Камень был пущен в Василия метко, попал прямо в лоб. Падая, Василий успел пальнуть из ружья, да выстрел пришелся прямо в небо. К выпавшему из рук Василия ружью из дверей хатки метнулся подросток, перезарядил патрон и пальнул в толпу – держась за живот, по земле катался молодой мужик в красной шелковой рубахе, будто на праздник он шел, а не громить-разбойничать. Куда же с одним ружьем против погрома, уже через полчаса-час маленький домик Сендера ярко горел, горел вместе с хозяевами и детьми. Над Василием, оставшимся лежать снаружи, голосила его Любаша.


– Ицик, Исаак, что же это сделалось?! Почему ты не смог уговорить Меира… Как же так? Вы же компаньоны, вы вместе столько гешефтов…, – жена Исаака, Голда, обнимала сотрясавшуюся в рыданиях дочку. – Гой, русский сосед вступился за еврея и лежит сейчас с разбитой головой. Что же ты за еврей, Меир Суббота, как ты мог так поступить с нашей девочкой?
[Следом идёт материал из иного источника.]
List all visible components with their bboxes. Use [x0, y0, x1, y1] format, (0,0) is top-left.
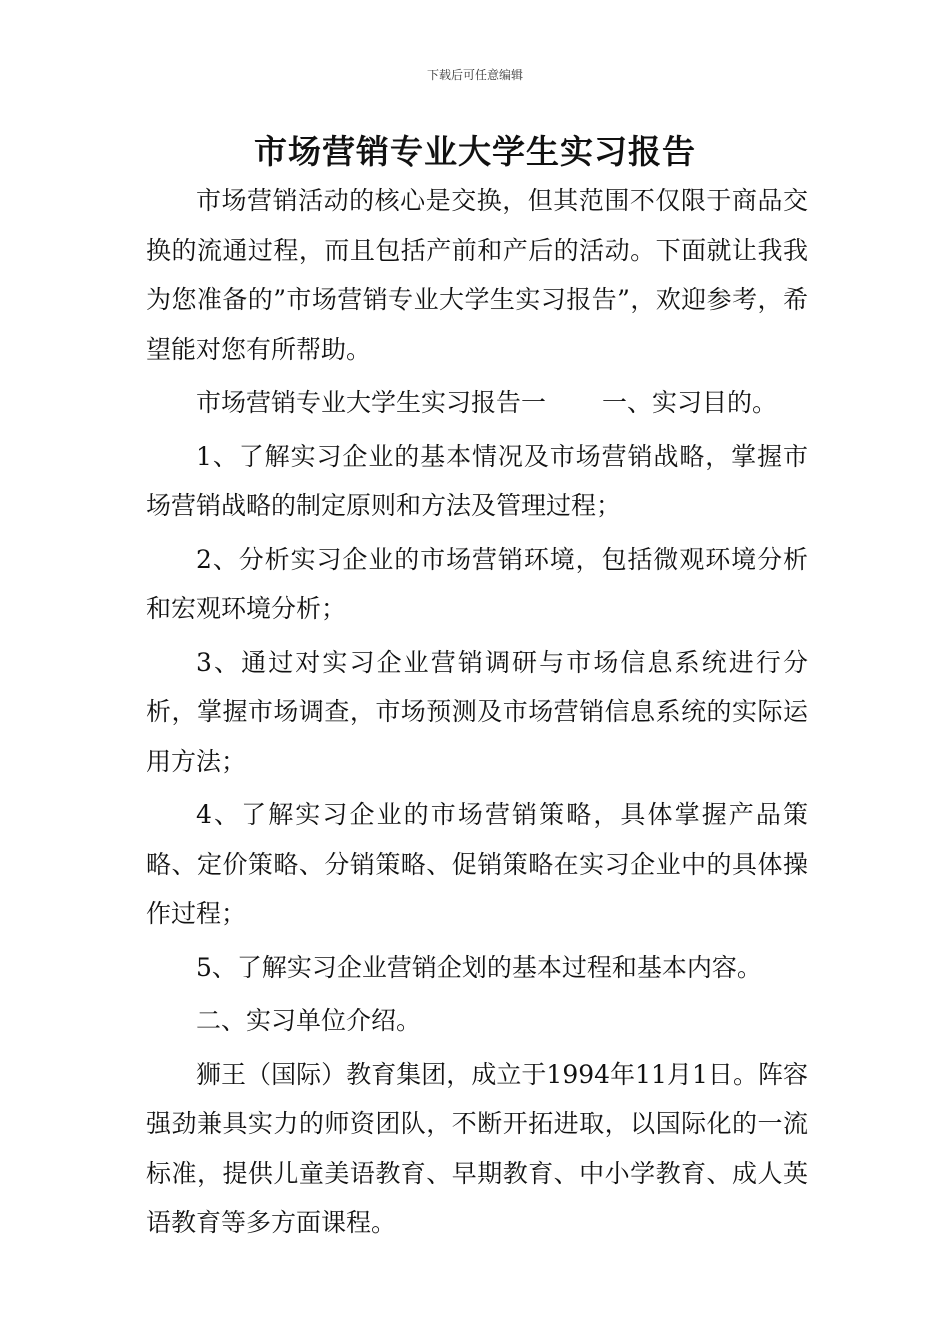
objective-item-2: 2、分析实习企业的市场营销环境，包括微观环境分析和宏观环境分析；: [146, 544, 808, 623]
intro-paragraph: 市场营销活动的核心是交换，但其范围不仅限于商品交换的流通过程，而且包括产前和产后的活动。下面就让我我为您准备的”市场营销专业大学生实习报告”，欢迎参考，希望能对您有所帮助。: [146, 186, 808, 364]
objective-item-1: 1、了解实习企业的基本情况及市场营销战略，掌握市场营销战略的制定原则和方法及管理过程；: [146, 441, 808, 520]
report-heading-line: [146, 378, 808, 428]
objective-item-5: 5、了解实习企业营销企划的基本过程和基本内容。: [196, 952, 762, 982]
header-note: 下载后可任意编辑: [426, 68, 523, 82]
section2-heading: 二、实习单位介绍。: [196, 1006, 422, 1035]
document-title: 市场营销专业大学生实习报告: [254, 132, 696, 171]
section1-heading: 一、实习目的。: [602, 388, 778, 417]
objective-item-3: 3、通过对实习企业营销调研与市场信息系统进行分析，掌握市场调查，市场预测及市场营销信息系统的实际运用方法；: [146, 647, 808, 776]
report-heading: 市场营销专业大学生实习报告一: [196, 388, 547, 417]
objective-item-4: 4、了解实习企业的市场营销策略，具体掌握产品策略、定价策略、分销策略、促销策略在实习企业中的具体操作过程；: [146, 800, 808, 928]
company-intro-paragraph: 狮王（国际）教育集团，成立于1994年11月1日。阵容强劲兼具实力的师资团队，不断开拓进取，以国际化的一流标准，提供儿童美语教育、早期教育、中小学教育、成人英语教育等多方面课程。: [146, 1059, 808, 1237]
document-body: [146, 176, 808, 1248]
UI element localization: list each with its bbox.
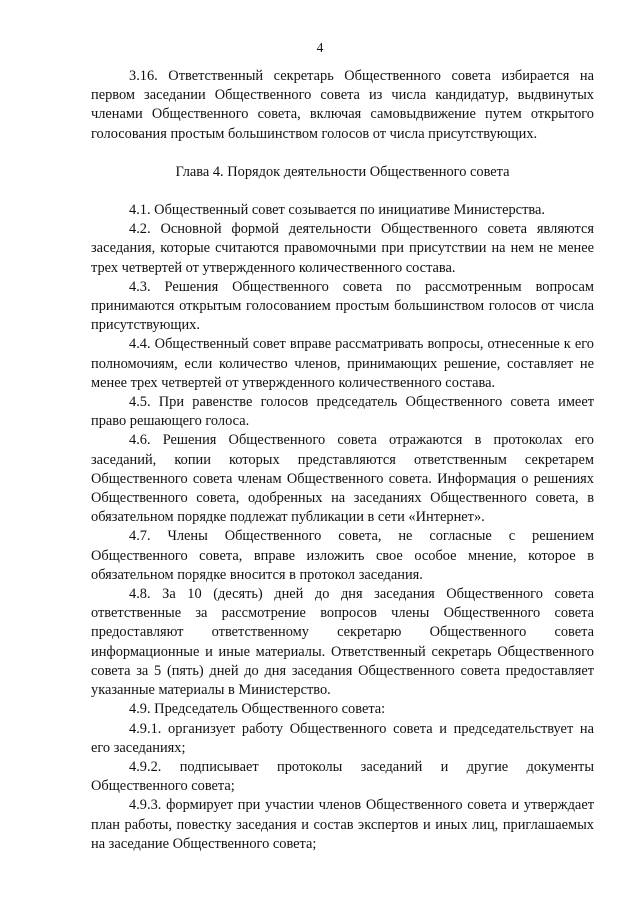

Как ей теперь жить после сегодняшнего?!

Ребекка, дочке Исаака, поздно вечером удалось убежать от бдительного надзора матери. Совсем недалеко от города по дну глубокого оврага протекала речка. Короткий полет-прыжок с берега оврага и изломаннное тельце нашли лежащим на берегу речки. Вейз мир, что теперь станет с Меиром Субботой?!


Тихое утро украинского села разорвал топот сотни коней, козаки Хмельницкого проскакали по единственной улочке, заняв ее от начала до конца, проехали по двое-трое в тупички и переулочки. Собаки села лаяли, как оглашенные, сидевшие на цепи натягивали цепи, рвали веревки, к которым были привязаны, старались прогнать чужаков хотя бы со своего двора. Поднятый в селе шум заставил подняться с постели всякого, люди торопливо накидывали на себя одежды, шепча молитвы.

– Евреи? – спросил казак войдя в дом к Лейбушу и не ожидая ответа рубанул саблей по его лицу. Жена Лейбы Малка кинулась к мужу, но другой дитина в свитке схватил ее за руку, повалил на кровать, начал шарить в вырезе сорочки, задирать подол, навалился на Малку всем телом.

– Мама! – лучше бы Сара молчала, сразу двое вошедших наклонили ее голову к столу и зашарили в своих поясах, спуская широченные шаровары. Сара негромко приговаривала:

– Да что же вы делаете, паны козаки, как вы Бога своего не боитесь! – слезы лились по лицу, а утереть их она не могла, обе руки ее держал низкорослый бородач, жадно наблюдая, как ритмично действует его товарищ.

– Сареле! – кинулся к ней муж, две недели назад Сара и Янкель стояли под хупой, а сегодня он наткнулся грудью на козачью пику и оседал на пол рядом с тестем.

Заходя в соседнюю хату, казаки разрядили в хрипящего на веревке пса два пистолета.

– Ну, жидовня, целуйте крест православный и айда к купели в церковь! Не ма хенца?!

Ну, не обессудьте, – взрослых в семье Мотла Берковича вывели во двор, где споро повесили на приготовленных веревках: на перекладине ворот уместилось сразу трое, еще двоим нашли место на суку старой тютины, что росла перед домом. Мелочь пузатую, что голосила в доме, бегая без штанов, просто рубанули по разу саблями – от визга можно было оглохнуть.

В тупичке стоял домишко Пинхуса, самого хозяина уложили саблей, предварительно сунув ему в лицо крест, целовать который Пинхус отказался. Жену его Лею оставили кричать и плакать над трупом, а пятерых дочек, младшей исполнилось четырнадцать, старшей – двадцать два, вывели из дома на улицу, тридцать казаков помоложе окружили их плотным кольцом.

– Красавицы, козачество желает вас угостить! Кто из вас выпьет чарку доброй водки и закусит славной колбасой, приготовленной с чесноком и перцем? Ей-богу лучшей колбасы не найти на всей Украине, сам хряка откармливал, да для доброго дела три дня назад и зарезал. Петро, неси горилку, неси кружки, тащи колбасу! Что говорят? Не волям, говорят?! Ну, втеди, братцы, тащи из дома перины, вали их прямо на дорогу, мы их сейчас через другое место казачьей колбасой угощать будем!

Затрещали разрываемые сорочки, плачущие в голос сестры были повалены на тряпье прямо на улице, девичья кровь текла по бедрам, горилка – по козачьим лицам, лилась на грудь, на живот.

– А вот давай, Микола, тренироваться в сече. Кто с одного раза не сможет жиденку голову срубить – тот баба и должен ты будешь мне перстень свой отдать!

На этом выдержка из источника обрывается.